AC Charging Pile
AC charging piles are fixed in public electric vehicle charging stations and provide AC electricity for the on-board charger of an electric car. They have communication and safety protection functions.
The AC charging pile is equipped with active power filter devices to eliminate harmonics and stabilize the power grid. It also reduces the impact of harmonics on the power metering and billing system and the stability of the communication system.
Human-computer interaction interface
The HEEV-AC series of AC charging piles is an intelligent quick charger that integrates power supply, monitoring, human-machine interaction interface and communication functions. Its modular design makes it easy to maintain and reduces downtime for maintenance. It also offers complete protective functions and multiple charging modes. This model is ideal for quick outdoor charging of pure electric vehicles and hybrid vehicles.
The pile body is made of a metal frame with an insulation layer to prevent short circuits. The input end of the pile is connected to the power grid and the output end is equipped with a charging plug. The pile has a display screen that shows the status of its operation and can be used to input charging parameters. It can be installed in the ground or on the wall of a building.
It is a single-phase AC charging pile that supports various charging modes and payment methods. It ac charging pile can be installed on the ground or in a carport or garage and is compatible with most electric vehicle models. Its simple installation process makes it a convenient option for homeowners.
The AC charging pile has excellent dust-proof and waterproof functions and can work indoors or outdoors (with a rainproof shed). It is designed to be easy to use and is suitable for public use. It supports card charging, code scanning charging and mobile payment. Its standby power consumption is as low as 3W, reducing energy and electricity costs.
Communication interface
An ac charging pile is a wall-mounted electric vehicle charging station that provides AC electric energy for on-board chargers of electric vehicles. It can be installed in public and residential district parking lots, large shopping malls and other indoor and outdoor locations. It can be equipped with a human-computer interaction interface, IC card payment method, running status indicator light and other functions. It can also display charging amount, power, charging time and cost data on the display screen.
The communication interface of the ac charging pile includes CAN (Controller Area Network) and PLC (Power Line Communication). CAN is a high-speed, deterministic communication protocol that is ideal for EV charging control and monitoring. PLC uses existing power lines to transmit information between the EVSE and the grid, eliminating the need for additional communication wiring. However, PLC can be susceptible to noise interference and signal degradation.

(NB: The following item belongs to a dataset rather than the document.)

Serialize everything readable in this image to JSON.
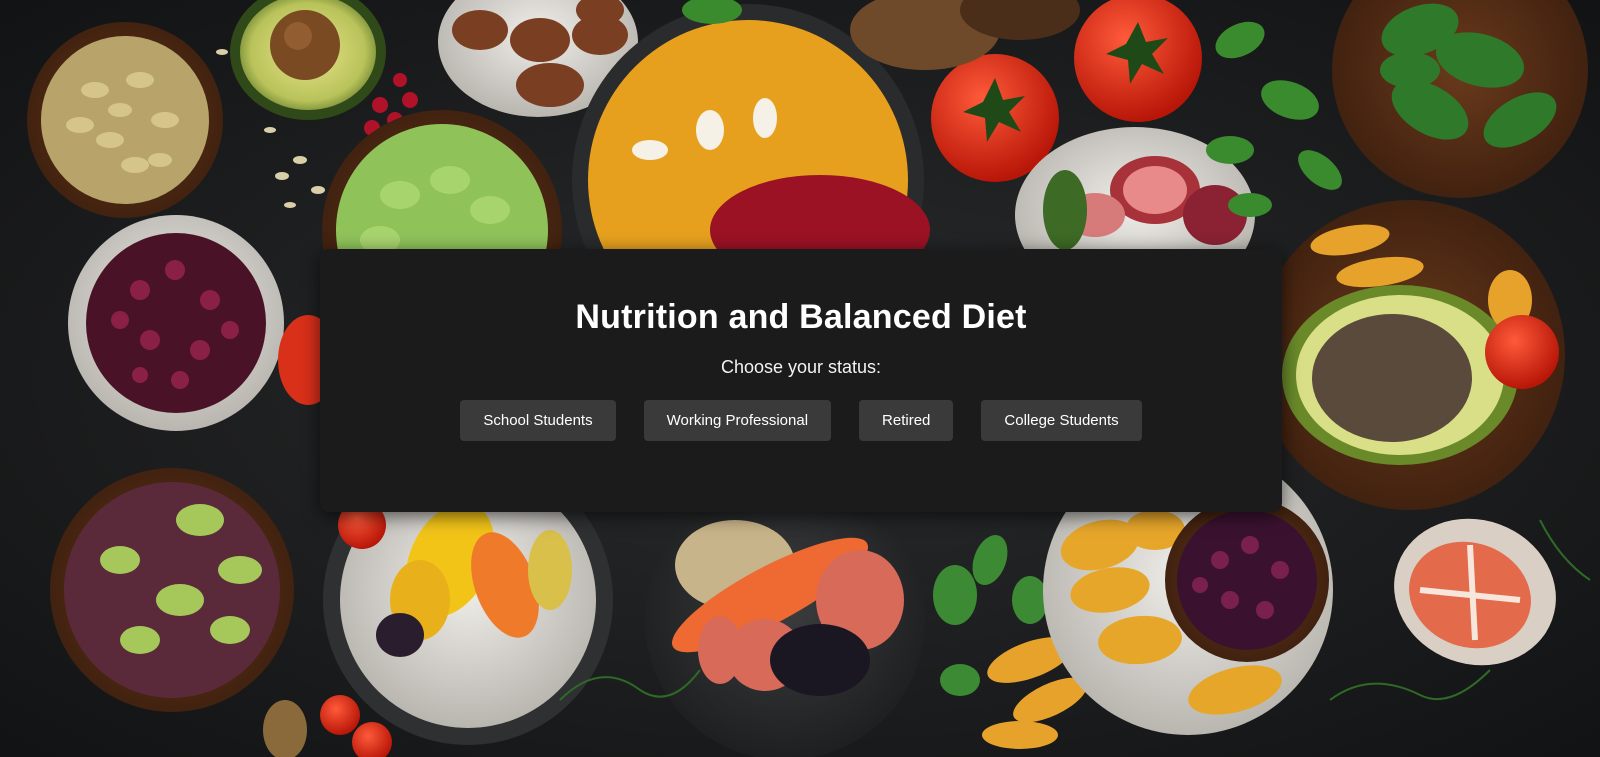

The ac charging pile can be connected to the EVSE using either an AC or DC connection. It can be used to charge any type of EV, including hybrid vehicles. It can also be used to charge a plug-in electric motorcycle or bicycle. It can be set to run in different modes, such as a fixed power mode or an automatic mode. It can also provide charging time-sharing, fault state monitoring and historical data logging.
Power supply interface
The power supply interface of an ac charging pile is the part that connects to the vehicle charger. It consists of primary equipment (switches, transformers, lines) and secondary equipment, such as detection, protection and control devices. It also includes active filter devices to eliminate harmonics and stabilize the power grid.
The AC charging pile, which is fixed on the ground, uses special charging interface and conduction mode to provide AC electric energy for electric vehicles with on-board chargers. It also has corresponding communication, charging and safety protection functions. Citizens can swipe a specific card on the human-computer interaction interface to carry out operations such as mode selection, charging time and cost data printing.
Compared to DC charging piles, AC piles are more affordable and can be easily installed on the ground or in residential parking lots. They are also suitable for pure electric buses, electric taxis, electric logistics and electric network car-hailing.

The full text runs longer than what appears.